D’Artagnan, le maton de Fouquet et de Lauzin.
Il y a 406 ans, le 27 janvier 1615 Nicolas Fouquet voit le jour à Paris. Il est le descendant d’une famille de petits commerçants intégrés dans la noblesse de robe depuis moins d’un siècle et devient le ministre de l’économie et des finances de Louis XIV sous Mazarin, après s’être constitué par ses mariages et par ses relations un formidable réseau d’influence et d’espionnage dans les milieux de la finance. Colbert déteste Fouquet et arrive à convaincre Louis XIV du fait que ce parvenu a volé l’argent de la couronne, cachant au roi qu’il a été en vérité surtout détourné par Mazarin. Le 17 août 1661, Fouquet offre au roi une réception somptueuse mêlant promenade, souper, comédie et feux d’artifice enchanteurs dans son « petit Versailles », dans son château de Vaux le Vicomte. Fouquet a eu recours aux plus grands talents de son époque : André Le Nôtre et Nicolas Poussin pour les jardins, Daniel Guittard et Michel Villedo pour le château, Charles Le Brun pour la décoration, et François Vatel pour les fêtes et banquets.
C’en est trop et celui qui aurait devenir en mars 1661 le premier ministre du royaume fait trop d’ombre au roi Soleil et à son château de Versailles. Louis XIV fera crever les yeux des forgerons de ses grilles pour que ces dernières ne puissent jamais être copiées.
« Le 17 août, à 6 heures du soir, Fouquet était le roi de France ; à 2 heures du matin, il n’était plus rien. » aurait écrit Voltaire.
Louis XIV utilisera l’équipe ayant créé Vaux le Vicomte. Les premières grandes fêtes du château de Versailles n’auront lieu qu’à partir d’avril 1664. Nicolas Fouquet avait bel et bien devancé son roi !
Profitant d’un voyage à Nantes, Louis XIV charge l’un des capitaines de ses mousquetaires, Charles de Batz de Castelmore, dit d’Artagnan, d’appréhender le ministre devenu son rival.

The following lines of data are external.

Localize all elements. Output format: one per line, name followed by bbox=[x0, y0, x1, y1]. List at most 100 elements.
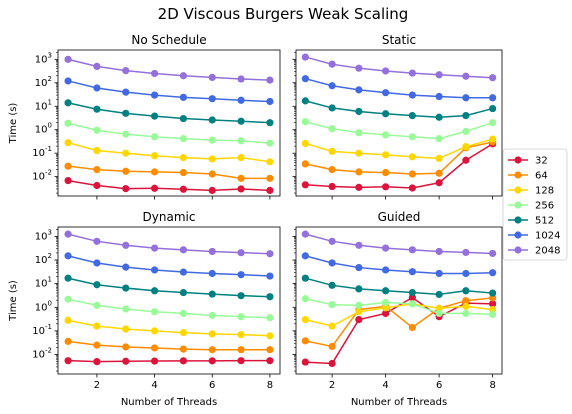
data-point bbox=[150, 112, 159, 120]
panel-title: Guided bbox=[378, 210, 421, 224]
legend: 32 64 128 256 512 1024 2048 bbox=[502, 148, 568, 261]
panel-no-schedule: No Schedule 10-2 10-1 100 101 102 103 Time (s) bbox=[8, 33, 281, 200]
data-point bbox=[237, 357, 245, 365]
data-point bbox=[122, 343, 130, 351]
data-point bbox=[301, 53, 309, 61]
x-tick-label: 4 bbox=[151, 380, 157, 391]
data-point bbox=[179, 246, 188, 254]
data-point bbox=[93, 281, 101, 289]
data-point bbox=[382, 309, 390, 318]
y-axis-label: Time (s) bbox=[8, 280, 19, 322]
data-point bbox=[355, 285, 363, 293]
data-point bbox=[462, 112, 470, 120]
series-128 bbox=[64, 139, 274, 166]
data-point bbox=[266, 97, 274, 106]
data-point bbox=[435, 169, 443, 177]
data-point bbox=[435, 71, 443, 79]
data-point bbox=[489, 119, 497, 127]
data-point bbox=[301, 358, 309, 366]
data-point bbox=[355, 301, 363, 310]
data-point bbox=[93, 301, 101, 310]
data-point bbox=[179, 345, 188, 353]
data-point bbox=[237, 117, 245, 125]
x-tick-label: 8 bbox=[267, 380, 273, 391]
data-point bbox=[489, 104, 497, 113]
series-line bbox=[68, 359, 270, 363]
series-line bbox=[67, 255, 270, 277]
data-point bbox=[266, 186, 274, 194]
data-point bbox=[93, 259, 101, 267]
data-point bbox=[355, 86, 363, 94]
data-point bbox=[435, 134, 443, 143]
data-point bbox=[208, 155, 216, 163]
data-point bbox=[328, 300, 336, 309]
data-point bbox=[355, 168, 363, 176]
data-point bbox=[150, 133, 159, 141]
data-point bbox=[355, 107, 363, 116]
series-256 bbox=[64, 119, 274, 147]
series-32 bbox=[301, 140, 497, 192]
legend-label: 1024 bbox=[535, 231, 560, 242]
series-line bbox=[305, 141, 493, 175]
data-point bbox=[462, 269, 470, 278]
data-point bbox=[435, 179, 443, 187]
series-line bbox=[67, 122, 270, 144]
series-1024 bbox=[301, 252, 497, 278]
x-tick-label: 6 bbox=[209, 380, 215, 391]
data-point bbox=[382, 89, 390, 97]
data-point bbox=[301, 181, 309, 189]
data-point bbox=[301, 230, 309, 238]
data-point bbox=[328, 125, 336, 133]
series-2048 bbox=[64, 55, 274, 84]
y-tick-label: 103 bbox=[35, 51, 52, 65]
data-point bbox=[462, 309, 470, 318]
data-point bbox=[179, 153, 188, 162]
series-128 bbox=[301, 135, 497, 163]
data-point bbox=[301, 118, 309, 126]
data-point bbox=[208, 95, 216, 103]
legend-label: 64 bbox=[535, 171, 548, 182]
data-point bbox=[382, 304, 390, 312]
data-point bbox=[93, 126, 101, 134]
data-point bbox=[122, 67, 130, 75]
legend-entry-128: 128 bbox=[508, 186, 554, 197]
data-point bbox=[328, 359, 336, 368]
data-point bbox=[462, 156, 470, 164]
series-32 bbox=[64, 176, 274, 194]
data-point bbox=[208, 170, 216, 178]
data-point bbox=[489, 94, 497, 102]
legend-marker bbox=[514, 201, 522, 209]
data-point bbox=[150, 152, 159, 160]
data-point bbox=[408, 184, 416, 192]
y-tick-label: 102 bbox=[35, 75, 52, 89]
panel-dynamic: Dynamic 10-2 10-1 100 101 102 103 2 4 6 8 Time (s) N… bbox=[8, 210, 281, 408]
x-axis-label: Number of Threads bbox=[351, 397, 447, 408]
axes-frame bbox=[57, 49, 281, 197]
data-point bbox=[435, 247, 443, 256]
series-1024 bbox=[64, 77, 274, 106]
data-point bbox=[355, 129, 363, 137]
data-point bbox=[237, 271, 245, 279]
legend-entry-32: 32 bbox=[508, 156, 548, 167]
data-point bbox=[93, 237, 101, 245]
data-point bbox=[266, 332, 274, 340]
data-point bbox=[208, 247, 216, 256]
data-point bbox=[237, 174, 245, 182]
series-line bbox=[67, 141, 271, 163]
data-point bbox=[93, 84, 101, 92]
data-point bbox=[408, 293, 416, 302]
series-line bbox=[305, 143, 494, 189]
y-tick-label: 10-2 bbox=[32, 347, 52, 361]
data-point bbox=[237, 185, 245, 193]
legend-entry-256: 256 bbox=[508, 201, 554, 212]
data-point bbox=[266, 119, 274, 127]
data-point bbox=[122, 167, 130, 175]
data-point bbox=[382, 298, 390, 307]
legend-label: 128 bbox=[535, 186, 554, 197]
data-point bbox=[150, 344, 159, 352]
data-point bbox=[122, 88, 130, 96]
data-point bbox=[266, 293, 274, 301]
data-point bbox=[64, 77, 72, 85]
data-point bbox=[208, 136, 216, 144]
series-line bbox=[67, 80, 270, 103]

Arrêté à Nantes, l’affairiste « bling-bling » est incarcéré à Angers pendant trois mois, dans le vieux château de roi René, et dans la ville de ses trop modestes ancêtres. Le ministre déchu va connaître une triste vie de château dans les geôles de Vincennes et de la Bastille avant que son procès ne le condamne à mourir dans la forteresse prison de Pignerol, près de Turin, 20 ans après sa déchéance. Durant trois ans et demi, le Capitaine d’Artagnan qui doit sa carrière à Mazarin reste le geôlier de Fouquet jusqu’à sa relégation en Italie, rôle qu’il déteste, mais qu’il accomplit à la satisfaction respective du Roi et du prisonnier. Devenu plus tard le geôlier de Lauzin, favori de Louis XIV tombé en disgrâce, d’Artagnan assume ainsi des rôles décisifs qui ne seront pas repris par Alexandre Dumas dans ses romans. Le vrai d’Artagnan sera encore « Capitaine des petits chiens du Roi courant le chevreuil » puis « capitaine-lieutenant de la première compagnie des mousquetaires » et enfin « maréchal de camp, gouverneur de Lille », avant de mourir héroïquement en soldat le 25 juin 1673, devant le siège de Maastricht, d’une balle hollandaise reçue en pleine gorge.